Abstract
Autoimmune thrombocytopenia (ITP) is classically a disorder of accelerated platelet clearance and ineffective platelet production due to antibodies directed against common platelet membrane glycoproteins. The most common clinical manifestation of severe thrombocytopenia is bleeding. We report an unusual case of ITP in a 49 y.o. female with a 4 year history of thrombocytopenia, venous and arterial thrombosis secondary to a platelet activating IgG antibody.
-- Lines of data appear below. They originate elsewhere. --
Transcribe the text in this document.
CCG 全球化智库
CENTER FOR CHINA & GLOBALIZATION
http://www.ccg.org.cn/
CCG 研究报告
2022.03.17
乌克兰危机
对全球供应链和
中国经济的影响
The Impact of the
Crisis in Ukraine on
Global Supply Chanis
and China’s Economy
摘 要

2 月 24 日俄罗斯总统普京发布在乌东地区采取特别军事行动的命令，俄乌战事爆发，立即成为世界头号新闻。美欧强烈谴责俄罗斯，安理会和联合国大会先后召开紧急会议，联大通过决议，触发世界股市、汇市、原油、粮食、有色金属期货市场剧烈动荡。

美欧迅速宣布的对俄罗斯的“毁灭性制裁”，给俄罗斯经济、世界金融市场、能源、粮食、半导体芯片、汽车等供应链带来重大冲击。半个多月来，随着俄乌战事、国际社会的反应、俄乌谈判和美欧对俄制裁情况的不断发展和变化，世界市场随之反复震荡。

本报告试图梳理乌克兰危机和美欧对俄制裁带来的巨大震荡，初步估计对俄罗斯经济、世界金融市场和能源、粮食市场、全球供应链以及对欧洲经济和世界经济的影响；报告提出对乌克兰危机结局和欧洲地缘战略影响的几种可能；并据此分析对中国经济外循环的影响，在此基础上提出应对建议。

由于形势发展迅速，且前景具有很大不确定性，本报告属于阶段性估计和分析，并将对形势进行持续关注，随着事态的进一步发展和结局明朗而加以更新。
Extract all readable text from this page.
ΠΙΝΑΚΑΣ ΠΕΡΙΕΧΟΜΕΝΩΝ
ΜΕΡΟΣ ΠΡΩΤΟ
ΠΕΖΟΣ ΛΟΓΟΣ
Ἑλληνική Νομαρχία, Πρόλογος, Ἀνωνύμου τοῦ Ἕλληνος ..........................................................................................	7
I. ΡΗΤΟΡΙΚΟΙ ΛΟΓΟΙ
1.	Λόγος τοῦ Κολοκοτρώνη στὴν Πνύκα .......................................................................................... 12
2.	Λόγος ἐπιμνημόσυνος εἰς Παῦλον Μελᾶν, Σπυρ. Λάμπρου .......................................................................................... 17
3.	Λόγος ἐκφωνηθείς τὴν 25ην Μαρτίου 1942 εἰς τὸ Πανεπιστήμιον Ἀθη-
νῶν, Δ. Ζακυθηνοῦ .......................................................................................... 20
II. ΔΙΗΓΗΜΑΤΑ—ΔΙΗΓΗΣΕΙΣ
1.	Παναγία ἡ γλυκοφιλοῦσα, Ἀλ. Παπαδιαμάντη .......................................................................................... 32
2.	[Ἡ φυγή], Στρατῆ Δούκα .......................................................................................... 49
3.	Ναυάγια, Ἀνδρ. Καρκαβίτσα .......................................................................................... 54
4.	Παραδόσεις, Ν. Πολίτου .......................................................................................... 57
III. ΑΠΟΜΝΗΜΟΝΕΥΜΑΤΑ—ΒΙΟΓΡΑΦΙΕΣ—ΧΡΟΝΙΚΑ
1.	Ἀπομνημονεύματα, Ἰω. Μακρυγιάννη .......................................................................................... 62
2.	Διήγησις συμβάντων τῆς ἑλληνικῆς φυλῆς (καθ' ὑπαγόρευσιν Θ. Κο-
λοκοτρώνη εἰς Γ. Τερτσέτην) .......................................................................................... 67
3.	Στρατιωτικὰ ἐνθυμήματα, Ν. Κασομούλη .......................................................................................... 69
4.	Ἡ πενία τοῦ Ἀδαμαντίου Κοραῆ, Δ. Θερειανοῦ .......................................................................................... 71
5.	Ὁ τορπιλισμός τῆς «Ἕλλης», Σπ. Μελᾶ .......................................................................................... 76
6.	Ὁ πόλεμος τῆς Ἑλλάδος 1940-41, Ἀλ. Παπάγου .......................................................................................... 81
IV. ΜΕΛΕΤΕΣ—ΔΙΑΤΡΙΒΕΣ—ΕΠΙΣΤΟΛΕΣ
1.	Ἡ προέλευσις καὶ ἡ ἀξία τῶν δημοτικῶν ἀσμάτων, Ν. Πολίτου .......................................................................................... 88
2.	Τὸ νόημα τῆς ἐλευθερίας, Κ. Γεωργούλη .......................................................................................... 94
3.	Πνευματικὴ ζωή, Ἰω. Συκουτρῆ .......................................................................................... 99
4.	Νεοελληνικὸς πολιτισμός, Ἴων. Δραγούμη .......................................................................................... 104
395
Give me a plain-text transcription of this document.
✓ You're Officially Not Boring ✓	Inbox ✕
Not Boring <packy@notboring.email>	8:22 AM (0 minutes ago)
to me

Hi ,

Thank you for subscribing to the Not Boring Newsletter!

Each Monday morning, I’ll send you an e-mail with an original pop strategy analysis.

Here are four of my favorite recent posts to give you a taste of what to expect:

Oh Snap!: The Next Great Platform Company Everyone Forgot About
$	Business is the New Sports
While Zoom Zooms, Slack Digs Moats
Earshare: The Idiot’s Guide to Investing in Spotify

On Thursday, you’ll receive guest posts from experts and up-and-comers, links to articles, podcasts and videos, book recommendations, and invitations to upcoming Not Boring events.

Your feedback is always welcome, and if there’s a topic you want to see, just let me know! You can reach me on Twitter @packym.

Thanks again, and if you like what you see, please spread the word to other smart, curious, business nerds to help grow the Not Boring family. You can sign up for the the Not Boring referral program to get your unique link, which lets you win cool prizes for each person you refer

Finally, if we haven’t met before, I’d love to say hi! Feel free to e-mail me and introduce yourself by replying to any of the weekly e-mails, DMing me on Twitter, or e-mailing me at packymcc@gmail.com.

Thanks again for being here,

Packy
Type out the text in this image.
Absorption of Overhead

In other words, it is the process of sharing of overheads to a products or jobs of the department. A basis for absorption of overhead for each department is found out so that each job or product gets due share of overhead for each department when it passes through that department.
The patient was referred to one of the authors (HAL) for a second opinion with a diagnosis of ITP and a history of venous and arterial thrombosis. On presentation the patient was noted to have a platelet count of 34 × 109/L, a decreased fibrinogen of 128 mg/dL and D-dimers of greater than 4000 ng/ml. A diagnosis of chronic DIC was made and the patient was treated with therapeutic doses of LMW heparin resulting in an increase in her fibrinogen to 260 mg/dL, reduction in her D-dimers to <500 ng/ml and an increase in her platelet count to 118 × 109/L. An extensive clinical and laboratory evaluation, included screening for occult malignancy, cavernous hemangioma, antiphospholipid antibodies, dysfibrinogenemia, inhibitory antibodies against protein C and S, failed to disclose an etiology for her chronic consumptive coagulopathy. After 2 months of LMWH therapy the patient had a progressive drop in her platelet count to <30 × 109/L without evidence of recurrent coagulopathy. The patient’s thrombocytopenia was refractory to corticosteroids, Rituxan, azathioprine, cyclosporine, but responsive to IVIG. When the patients LMW heparin was stopped, the patient had evidence of a recurrence of her DIC as defined by an increase in her D-dimer and decreased fibrinogen. The patient underwent an open splenectomy which was complicated by portal vein and superior mesenteric vein thrombosis requiring catheter directed fibrinolysis and reinstitution of LMW heparin therapy. Repeated ELISA and functional assays for heparin induced thrombocytopenia were negative. However, the patient’s heat inactivated plasma and serum were shown to induce spontaneous aggregation. Patient IgG was subsequently isolated by staph A chromatography and found to be a potent inducer of platelet aggregation. Platelet specific IgG was further isolated from the patient’s IgG by affinity chromatography on a column of solubilized platelet membrane proteins. The affinity isolated antibody was then analyzed by the Western blotting using solubilized platelet membranes. Patient antibody was found to react with a 50 kD platelet membrane protein which has yet to be fully characterized.
At the present time the patient remains on LMW heparin, but requires frequent infusions of IVIG to maintain platelet counts above 30 × 109/L. We are aware of only one other reported case of a spontaneous platelet activating antibody and no other case characterized by chronic DIC.
Disclosure: No relevant conflicts of interest to declare.